Rashad Hussain, US envoy to the Organisation of the Islamic Conference (OIC), speaks during a press conference in the Saudi coastal city of Jeddah on May 9, 2010. Hussain met with OIC assistant secretary general Abdullah Alem to discuss ways to implement US President Barack Obama's pledges in a speech …
AMER HILABI/AFP via Getty Images

U.S. President Joe Biden announced Friday his “intent to nominate” Rashad Hussain as the Ambassador-at-Large for International Religious Freedom, the first Muslim to occupy the post.

Under the Obama Administration, Hussain served as U.S. Special Envoy to the Organization of Islamic Cooperation (OIC) from 2010 to 2015.

During this period, an Egyptian magazine asserted that Hussain was one of six American Islamist activists working within the Obama administration as Muslim Brotherhood operatives enjoying strong influence over U.S. policy.

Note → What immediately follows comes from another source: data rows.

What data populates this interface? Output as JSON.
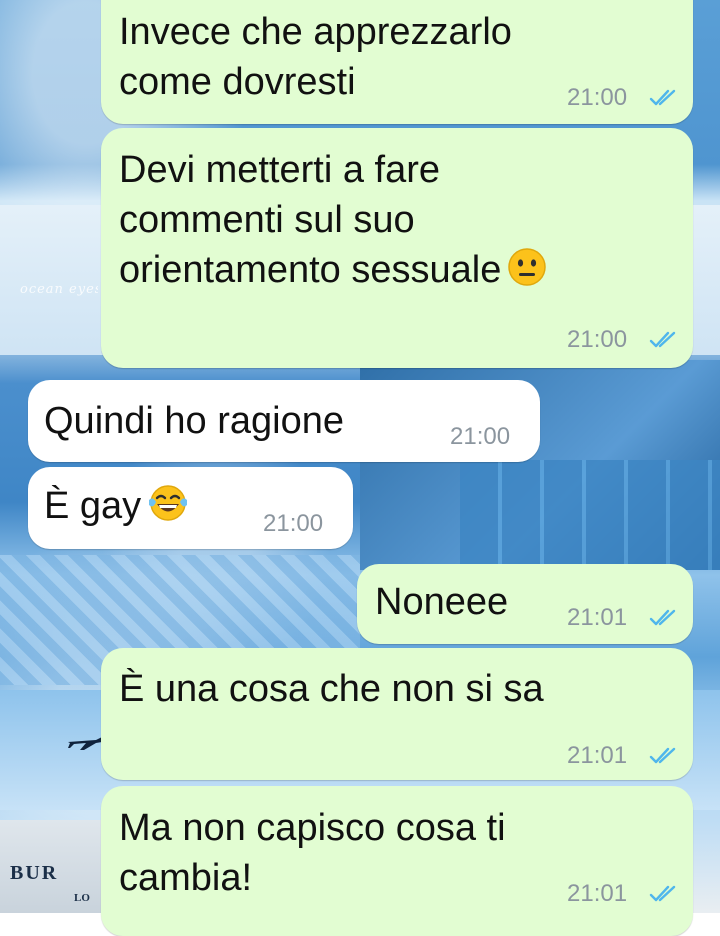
{
  "wallpaper": {
    "caption": "ocean eyes",
    "sign_main": "BUR",
    "sign_sub": "LO"
  },
  "colors": {
    "outgoing_bubble": "#e2fdd2",
    "incoming_bubble": "#ffffff",
    "timestamp": "#8b959e",
    "read_ticks": "#4fb6ec"
  },
  "messages": [
    {
      "direction": "out",
      "lines": [
        "Invece che apprezzarlo",
        "come dovresti"
      ],
      "time": "21:00",
      "status": "read"
    },
    {
      "direction": "out",
      "lines": [
        "Devi metterti a fare",
        "commenti sul suo",
        "orientamento sessuale"
      ],
      "emoji": "neutral-face",
      "time": "21:00",
      "status": "read"
    },
    {
      "direction": "in",
      "lines": [
        "Quindi ho ragione"
      ],
      "time": "21:00"
    },
    {
      "direction": "in",
      "lines": [
        "È gay"
      ],
      "emoji": "face-with-tears-of-joy",
      "time": "21:00"
    },
    {
      "direction": "out",
      "lines": [
        "Noneee"
      ],
      "time": "21:01",
      "status": "read"
    },
    {
      "direction": "out",
      "lines": [
        "È una cosa che non si sa"
      ],
      "time": "21:01",
      "status": "read"
    },
    {
      "direction": "out",
      "lines": [
        "Ma non capisco cosa ti",
        "cambia!"
      ],
      "time": "21:01",
      "status": "read"
    }
  ]
}
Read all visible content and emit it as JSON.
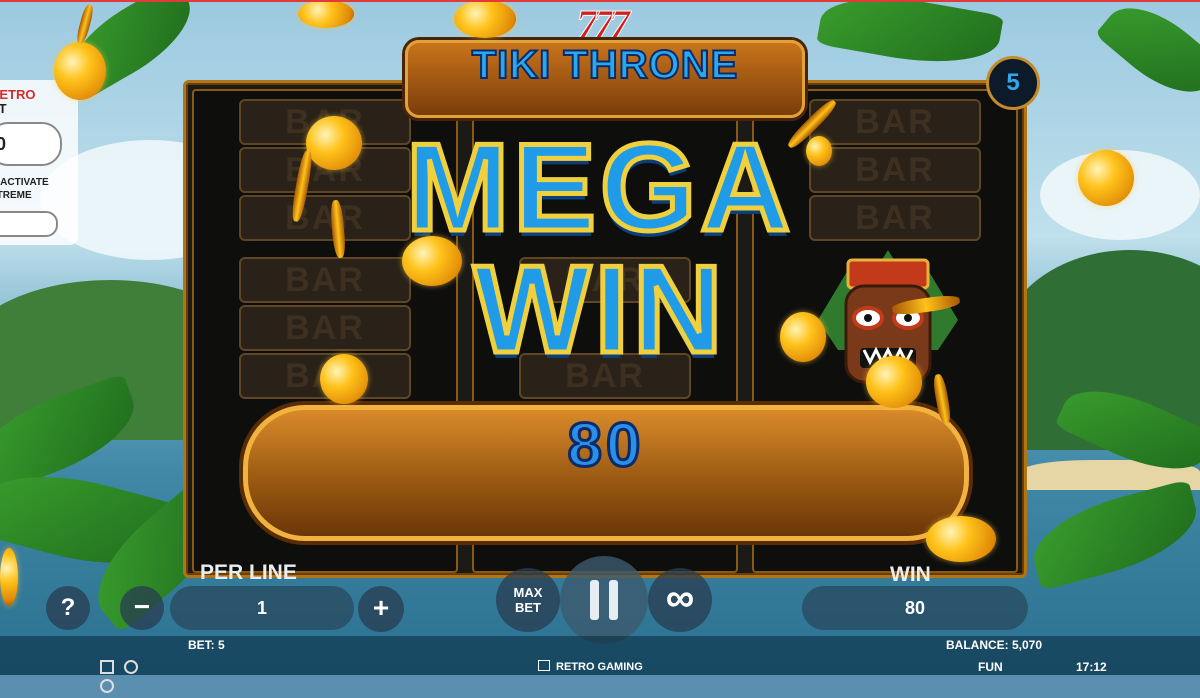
{
  "game": {
    "title": "TIKI THRONE",
    "logo_sevens": "777",
    "lines_count": "5"
  },
  "symbol": {
    "bar_label": "BAR"
  },
  "win_overlay": {
    "line1": "MEGA",
    "line2": "WIN",
    "amount": "80"
  },
  "side_panel": {
    "brand_label": "RETRO",
    "bet_label": "ET",
    "value": "0",
    "activate_line1": "O ACTIVATE",
    "activate_line2": "XTREME"
  },
  "controls": {
    "help_label": "?",
    "per_line_label": "PER LINE",
    "per_line_value": "1",
    "minus_label": "−",
    "plus_label": "+",
    "max_bet_line1": "MAX",
    "max_bet_line2": "BET",
    "pause_icon": "pause-icon",
    "autoplay_label": "∞",
    "win_label": "WIN",
    "win_value": "80"
  },
  "status_bar": {
    "bet": "BET: 5",
    "balance": "BALANCE: 5,070",
    "brand": "RETRO GAMING",
    "mode": "FUN",
    "time": "17:12"
  },
  "colors": {
    "accent_blue": "#1f9be8",
    "gold": "#f2b23e",
    "frame_brown": "#7a3d0a"
  }
}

The December 22, 2012 story published in Egypt’s Rose El-Youssef weekly magazine claimed the six had turned the White House “from a position hostile to Islamic groups and organizations in the world to the largest and most important supporter of the Muslim Brotherhood,” a group described by the Chicago Tribune as “the world’s most influential Islamic fundamentalist group.”

Rose El-Youssef alleged that Rashad Hussain participated in the June 2002 annual conference of the American Muslim Council, formerly headed by convicted terrorist financier Abdurahman Alamoudi.

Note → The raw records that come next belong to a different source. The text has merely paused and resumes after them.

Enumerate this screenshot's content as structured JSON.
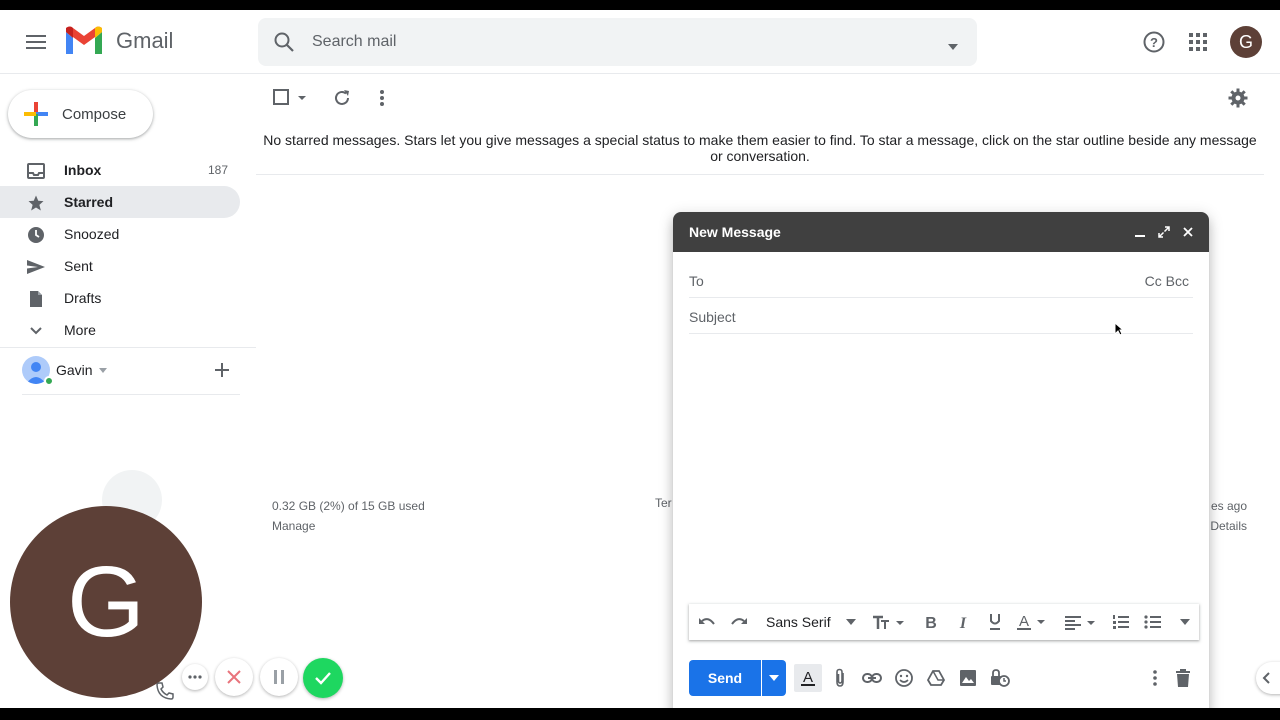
{
  "header": {
    "app_name": "Gmail",
    "search_placeholder": "Search mail",
    "avatar_letter": "G"
  },
  "sidebar": {
    "compose_label": "Compose",
    "items": [
      {
        "label": "Inbox",
        "count": "187",
        "icon": "inbox-icon",
        "active": false
      },
      {
        "label": "Starred",
        "count": "",
        "icon": "star-icon",
        "active": true
      },
      {
        "label": "Snoozed",
        "count": "",
        "icon": "clock-icon",
        "active": false
      },
      {
        "label": "Sent",
        "count": "",
        "icon": "send-icon",
        "active": false
      },
      {
        "label": "Drafts",
        "count": "",
        "icon": "draft-icon",
        "active": false
      },
      {
        "label": "More",
        "count": "",
        "icon": "chevron-down-icon",
        "active": false
      }
    ],
    "hangouts_user": "Gavin"
  },
  "main": {
    "empty_message": "No starred messages. Stars let you give messages a special status to make them easier to find. To star a message, click on the star outline beside any message or conversation.",
    "storage": "0.32 GB (2%) of 15 GB used",
    "manage_link": "Manage",
    "footer_mid_fragment": "Ter",
    "footer_right_line1": "es ago",
    "footer_right_line2": "Details"
  },
  "compose_window": {
    "title": "New Message",
    "to_label": "To",
    "cc_bcc": "Cc Bcc",
    "subject_placeholder": "Subject",
    "font_name": "Sans Serif",
    "send_label": "Send"
  },
  "call_overlay": {
    "avatar_letter": "G"
  },
  "colors": {
    "accent": "#1a73e8",
    "compose_header": "#404040",
    "avatar": "#5d4037",
    "accept_green": "#1ed760",
    "decline_red": "#d93025"
  }
}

Hussain also participated in the organizing committee of the Critical Islamic Reflection along with important figures of the American Muslim Brotherhood such as Jamal Barzinji, Hisham al-Talib, and Yaqub Mirza, the magazine claimed.

The Egyptian article was translated and reported by the Investigative Project on Terrorism, or IPT.

In a 2010 article published by Townhall, Cal Thomas stated that “Hussain, a devout Muslim, has a history of participating in events connected with the Muslim Brotherhood.”

Biden’s new religious freedom ambassador also wound up in hot water in 2010 when he first denied then later admitted to describing the G.W. Bush administration’s investigation into professor Sami Al-Arian as well as other Muslim terrorism suspects as “politically motivated persecutions.”

Al-Arian subsequently pleaded guilty to conspiracy to contribute services to or for the benefit of the Palestine Islamic Jihad (PIJ), a Specially Designated Terrorist organization, in violation of 18 U.S.C. § 371. He was later deported to Turkey.

The controversy about Hussain’s comments on “political motivated persecutions” was aggravated by the fact that they were deleted from a report on the conference in the Washington Report on Middle East Affairs, a magazine on the region with articles from the Arab and Muslim perspectives.

In its report on the affair, Politico noted that the changes made to his comments “have led to speculation that Hussain was sanitizing his record to smooth his path to a White House legal post.”

In his new role as Ambassador-at-Large for International Religious Freedom, Hussain will replace Sam Brownback, who occupied the post from 2018 to 2021.